Each game already features the seventh-inning stretch, and at T-Mobile Park, the sixth-inning Hydro Challenge on the jumbo screen. To incorporate the Salmon Run, the Mariners needed enough runway to allow the new endeavor plenty of platform.

They also wanted it to be late enough in each game to where the crowd would be mostly seated and providing undivided attention.

“The middle of the third inning is kind of when we see the lower bowl mostly full,” Thompson said. “So, the fourth felt like a natural spot.”

They actually bump it up to the third inning during the postseason because of all the extra in-game content and commercial breaks.

Humpy’s long-awaited win
And it was during the postseason where the Salmon Run really reached new heights.
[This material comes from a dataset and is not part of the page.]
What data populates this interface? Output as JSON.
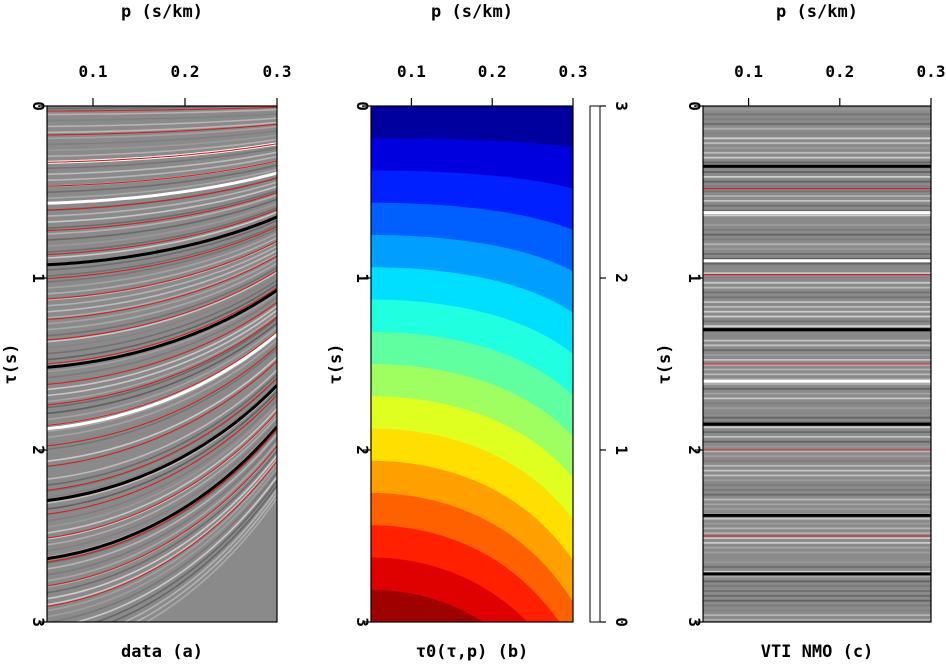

During the middle of the 15th inning in Game 5 of the 2025 ALDS, Humpy finally earned his long-awaited win -- snapping an 0-for-167 run dating back to when the Salmon Run began. Then immediately after, Jorge Polanco yanked a walk-off single that won the series over Detroit, and naturally, everyone was drawing parallels to the fish’s feel-good victory and the team finally breaking through in an exhaustive marathon.

Thompson said the press requests soon were flooding in to get the story behind the story -- but he insists that Humpy’s win was not staged.

Who participates?
The Salmon Run is typically limited to employee-only participation, though there are special occasions where outsiders take part -- such as media, members of the club’s ownership group or even players’ wives.